3. Patriots Defensive Front Confuses Giants O-Line, QB Daniel Jones
The Pats defense also won the day in the first joint practice session. Starting quarterback Daniel Jones had more scrambles (three) than completions of ten-plus yards in the air (two), while New England’s pass-rush was extremely effective. On several occasions, Jones was forced off his spot by unblocked blitzers, as the Giants struggled all morning to pick up multiple pressure looks by the Patriots. I counted at least four free runs at the QB for Dont’a Hightower (two), Kyle Van Noy, and Chase Winovich. At times, it felt like the Giants’ linemen had no idea where the Pats’ rushers were coming from, which was probably a beautiful sight to head coach Bill Belichick. Belichick’s defenses are at their best when they’re confusing the opposition, and Jones struggled to read downfield coverage while the O-Line couldn’t find the pass rushers.
4. WR Gunner Olszewski, OT Yodny Cajuste Take Advantage of Injuries
Another notable development in Wednesday’s practice was an increased workload for Olszewski and Cajuste. With N’Keal Harry’s absence and Nelson Agholor’s early departure, the Patriots turned to Olszewski to work with the starting offense. He caught two passes from Jones in 11-on-11s, including a touchdown near the goal line on the Pats’ juke series (in-cut). Olszewski’s separation skills at the top of routes are improving, and Jones is working efficiently with him on those option-style patterns. As for Cajuste, starting left tackle Isaiah Wynn left practice early, which opened the door for the third-year tackle to rep with the starting O-Line. Cajuste is making a strong impression in joint practices and last Thursday night’s preseason victory over the Eagles. There’s good reason now to think Cajuste will make the 53-man roster.

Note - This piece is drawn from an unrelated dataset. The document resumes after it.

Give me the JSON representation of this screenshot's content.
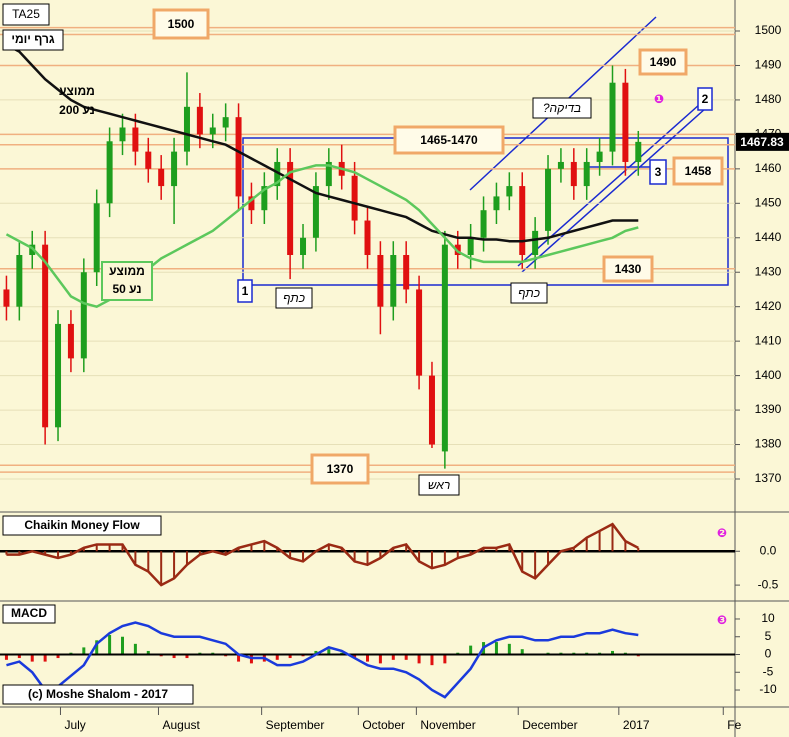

5. WR Jakobi Meyers Stays Hot With Another Strong Practice
After catching six of seven targets in Tuesday’s practice, Meyers caught four more balls against the Giants defense and drew a defensive holding penalty. Meyers’s quickness and intelligence running routes are his hallmarks, but he’s flashing excellent high-point skills down the field this summer. The Pats wideout has strong hands at the catch point, making fighting through contact and elevating above the defense look natural.
6. DL Christian Barmore, LB Chase Winovich Have Dominant 1-on-1 Reps
The Patriots’ offensive line found themselves in a legitimate scrap with the Giants’ pass rushers on one side of the field after a fight broke out and caused a giant pile-up. But on the other side of the field, rookie Christian Barmore dusted the Giants’ interior line with inside counters, while Chase Winovich’s speed rush was too much for New York’s tackles. Both Barmore and Winovich shine when they’re rushing the passer.